German Bonds Seen Outperforming With Elections Vexing Investors

German government bonds may gain next week along with the rest of the euro region’s core debt market as investors seek havens before unprecedented political events later this month.

Britain’s referendum on its European Union membership and Spain’s repeat elections are approaching, and bonds from Germany, France and the Netherlands have been outperforming their peripheral peers in the past month as analysts reckoned a U.K. vote on June 23 to leave the EU will hurt lower-rated European nations. The price of France’s bond maturing in 2066 rose above its par value for the first time since it was issued in April.

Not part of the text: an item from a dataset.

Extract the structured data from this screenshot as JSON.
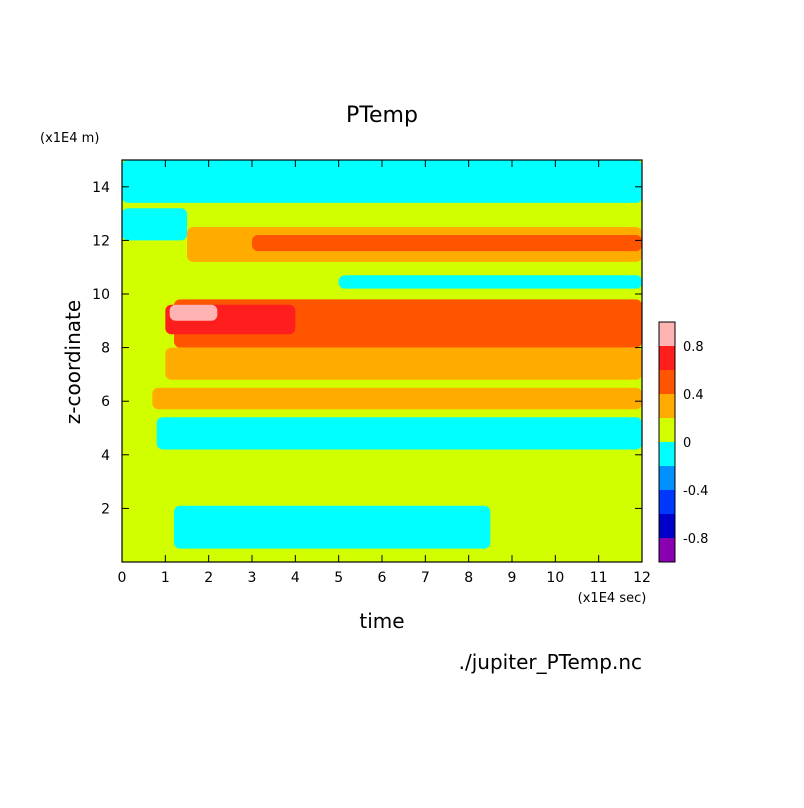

“Our view into next week is bullish on core European government bonds,” said Antoine Bouvet, a London-based rates strategist at Mizuho International Plc. “The re-pricing by the market of upcoming event risks in June will support those markets. Both the Spanish elections and the U.K. EU membership referendum vote are bearish factors for the periphery,” as results may increase a perceived risk that the euro area breaks up.

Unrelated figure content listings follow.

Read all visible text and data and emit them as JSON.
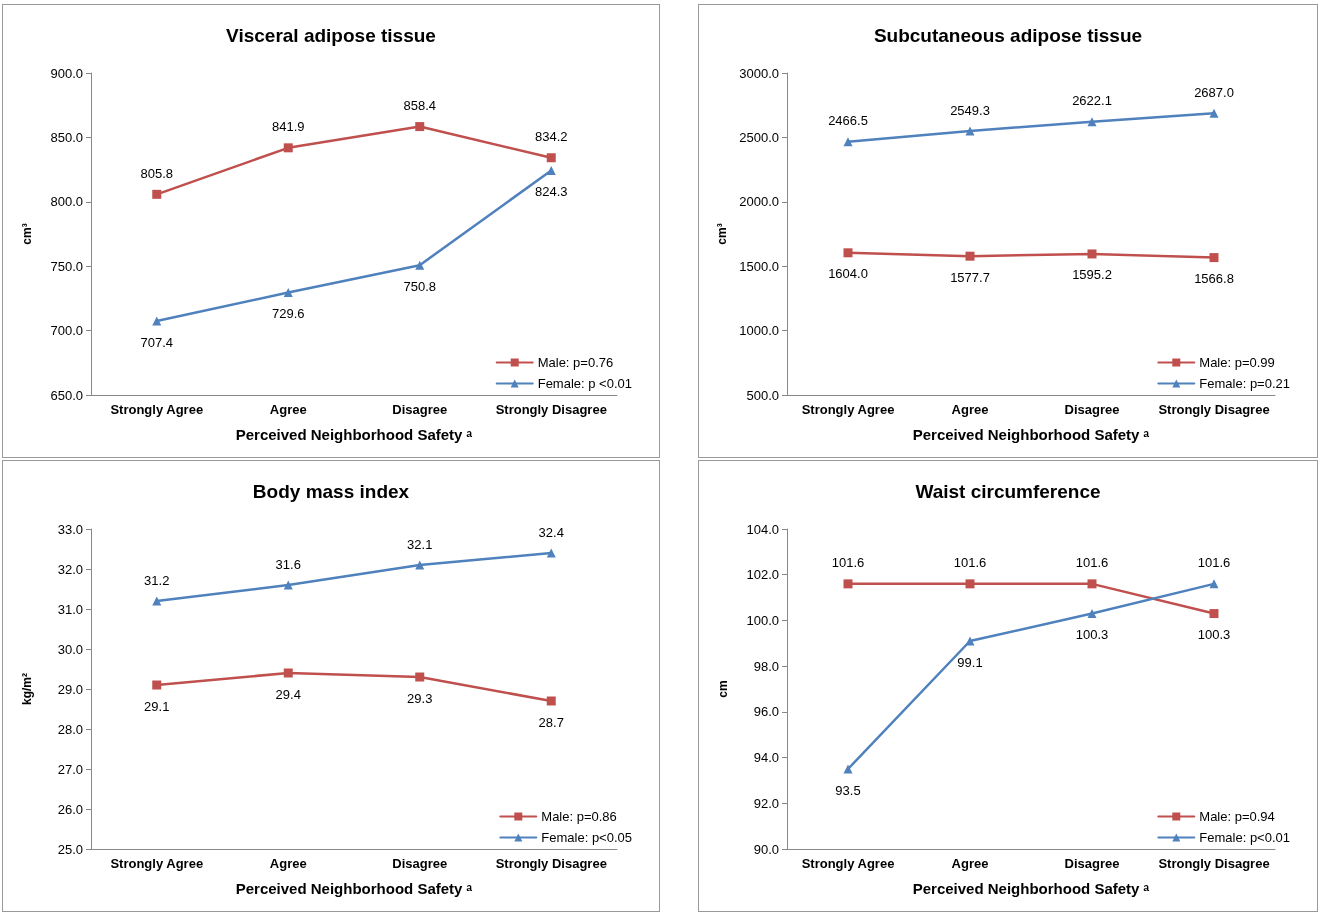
{
  "chart_data": [
    {
      "type": "line",
      "title": "Visceral adipose tissue",
      "xlabel": "Perceived Neighborhood Safety ᵃ",
      "ylabel": "cm³",
      "categories": [
        "Strongly Agree",
        "Agree",
        "Disagree",
        "Strongly Disagree"
      ],
      "series": [
        {
          "name": "Male: p=0.76",
          "color": "#c0504d",
          "marker": "square",
          "values": [
            805.8,
            841.9,
            858.4,
            834.2
          ],
          "value_labels": [
            "805.8",
            "841.9",
            "858.4",
            "834.2"
          ]
        },
        {
          "name": "Female: p <0.01",
          "color": "#4f81bd",
          "marker": "triangle",
          "values": [
            707.4,
            729.6,
            750.8,
            824.3
          ],
          "value_labels": [
            "707.4",
            "729.6",
            "750.8",
            "824.3"
          ]
        }
      ],
      "ylim": [
        650,
        900
      ],
      "yticks": [
        {
          "value": 650,
          "label": "650.0"
        },
        {
          "value": 700,
          "label": "700.0"
        },
        {
          "value": 750,
          "label": "750.0"
        },
        {
          "value": 800,
          "label": "800.0"
        },
        {
          "value": 850,
          "label": "850.0"
        },
        {
          "value": 900,
          "label": "900.0"
        }
      ],
      "legend": "bottom right",
      "line_style": "solid"
    },
    {
      "type": "line",
      "title": "Subcutaneous adipose tissue",
      "xlabel": "Perceived Neighborhood Safety ᵃ",
      "ylabel": "cm³",
      "categories": [
        "Strongly Agree",
        "Agree",
        "Disagree",
        "Strongly Disagree"
      ],
      "series": [
        {
          "name": "Male: p=0.99",
          "color": "#c0504d",
          "marker": "square",
          "values": [
            1604.0,
            1577.7,
            1595.2,
            1566.8
          ],
          "value_labels": [
            "1604.0",
            "1577.7",
            "1595.2",
            "1566.8"
          ]
        },
        {
          "name": "Female: p=0.21",
          "color": "#4f81bd",
          "marker": "triangle",
          "values": [
            2466.5,
            2549.3,
            2622.1,
            2687.0
          ],
          "value_labels": [
            "2466.5",
            "2549.3",
            "2622.1",
            "2687.0"
          ]
        }
      ],
      "ylim": [
        500,
        3000
      ],
      "yticks": [
        {
          "value": 500,
          "label": "500.0"
        },
        {
          "value": 1000,
          "label": "1000.0"
        },
        {
          "value": 1500,
          "label": "1500.0"
        },
        {
          "value": 2000,
          "label": "2000.0"
        },
        {
          "value": 2500,
          "label": "2500.0"
        },
        {
          "value": 3000,
          "label": "3000.0"
        }
      ],
      "legend": "bottom right",
      "line_style": "solid"
    },
    {
      "type": "line",
      "title": "Body mass index",
      "xlabel": "Perceived Neighborhood Safety ᵃ",
      "ylabel": "kg/m²",
      "categories": [
        "Strongly Agree",
        "Agree",
        "Disagree",
        "Strongly Disagree"
      ],
      "series": [
        {
          "name": "Male: p=0.86",
          "color": "#c0504d",
          "marker": "square",
          "values": [
            29.1,
            29.4,
            29.3,
            28.7
          ],
          "value_labels": [
            "29.1",
            "29.4",
            "29.3",
            "28.7"
          ]
        },
        {
          "name": "Female: p<0.05",
          "color": "#4f81bd",
          "marker": "triangle",
          "values": [
            31.2,
            31.6,
            32.1,
            32.4
          ],
          "value_labels": [
            "31.2",
            "31.6",
            "32.1",
            "32.4"
          ]
        }
      ],
      "ylim": [
        25,
        33
      ],
      "yticks": [
        {
          "value": 25,
          "label": "25.0"
        },
        {
          "value": 26,
          "label": "26.0"
        },
        {
          "value": 27,
          "label": "27.0"
        },
        {
          "value": 28,
          "label": "28.0"
        },
        {
          "value": 29,
          "label": "29.0"
        },
        {
          "value": 30,
          "label": "30.0"
        },
        {
          "value": 31,
          "label": "31.0"
        },
        {
          "value": 32,
          "label": "32.0"
        },
        {
          "value": 33,
          "label": "33.0"
        }
      ],
      "legend": "bottom right",
      "line_style": "solid"
    },
    {
      "type": "line",
      "title": "Waist circumference",
      "xlabel": "Perceived Neighborhood Safety ᵃ",
      "ylabel": "cm",
      "categories": [
        "Strongly Agree",
        "Agree",
        "Disagree",
        "Strongly Disagree"
      ],
      "series": [
        {
          "name": "Male: p=0.94",
          "color": "#c0504d",
          "marker": "square",
          "values": [
            101.6,
            101.6,
            101.6,
            100.3
          ],
          "value_labels": [
            "101.6",
            "101.6",
            "101.6",
            "100.3"
          ]
        },
        {
          "name": "Female: p<0.01",
          "color": "#4f81bd",
          "marker": "triangle",
          "values": [
            93.5,
            99.1,
            100.3,
            101.6
          ],
          "value_labels": [
            "93.5",
            "99.1",
            "100.3",
            "101.6"
          ]
        }
      ],
      "ylim": [
        90,
        104
      ],
      "yticks": [
        {
          "value": 90,
          "label": "90.0"
        },
        {
          "value": 92,
          "label": "92.0"
        },
        {
          "value": 94,
          "label": "94.0"
        },
        {
          "value": 96,
          "label": "96.0"
        },
        {
          "value": 98,
          "label": "98.0"
        },
        {
          "value": 100,
          "label": "100.0"
        },
        {
          "value": 102,
          "label": "102.0"
        },
        {
          "value": 104,
          "label": "104.0"
        }
      ],
      "legend": "bottom right",
      "line_style": "solid"
    }
  ]
}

The yield on Germany’s 10-year bund fell seven basis points, or 0.07 percentage point, to 0.07 percent in the week, as of the 5 p.m. close in London on Friday, having touched 0.065 percent, the lowest since April 2015. The 0.5 percent security due in February 2026 rose 0.68, or 6.80 euros per 1,000-euro ($1,133) face amount, to 104.17.

Italian Spread

Italy’s yield spread over the German securities increased five basis points in the week to 1.26 percentage points. Spain’s 10-year spread widened six basis points to 1.40 percentage points, the first increase in three weeks.

ICM polls released May 31 by the Guardian newspaper showed a three percentage-point lead for the ‘Leave’ camp in both the online and telephone surveys. Spain will hold a repeat election on June 26, after the two parties that have taken turns leading the nation since the early 1980s failed to form a government after elections six months ago.

Core European government bonds “should be supported by growing uncertainty” as global risks events such as the U.K. referendum approaches, said Jan Von Gerich, chief strategist at Nordea Bank AB in Helsinki. “The polls are unlikely to give a conclusive picture ahead of the vote, meaning the markets will probably price more uncertainty.”

The yields on eight- and nine-year German bonds dropped to records on Friday after a report showed U.S. employers added just 38,000 jobs in May, the fewest since September 2010.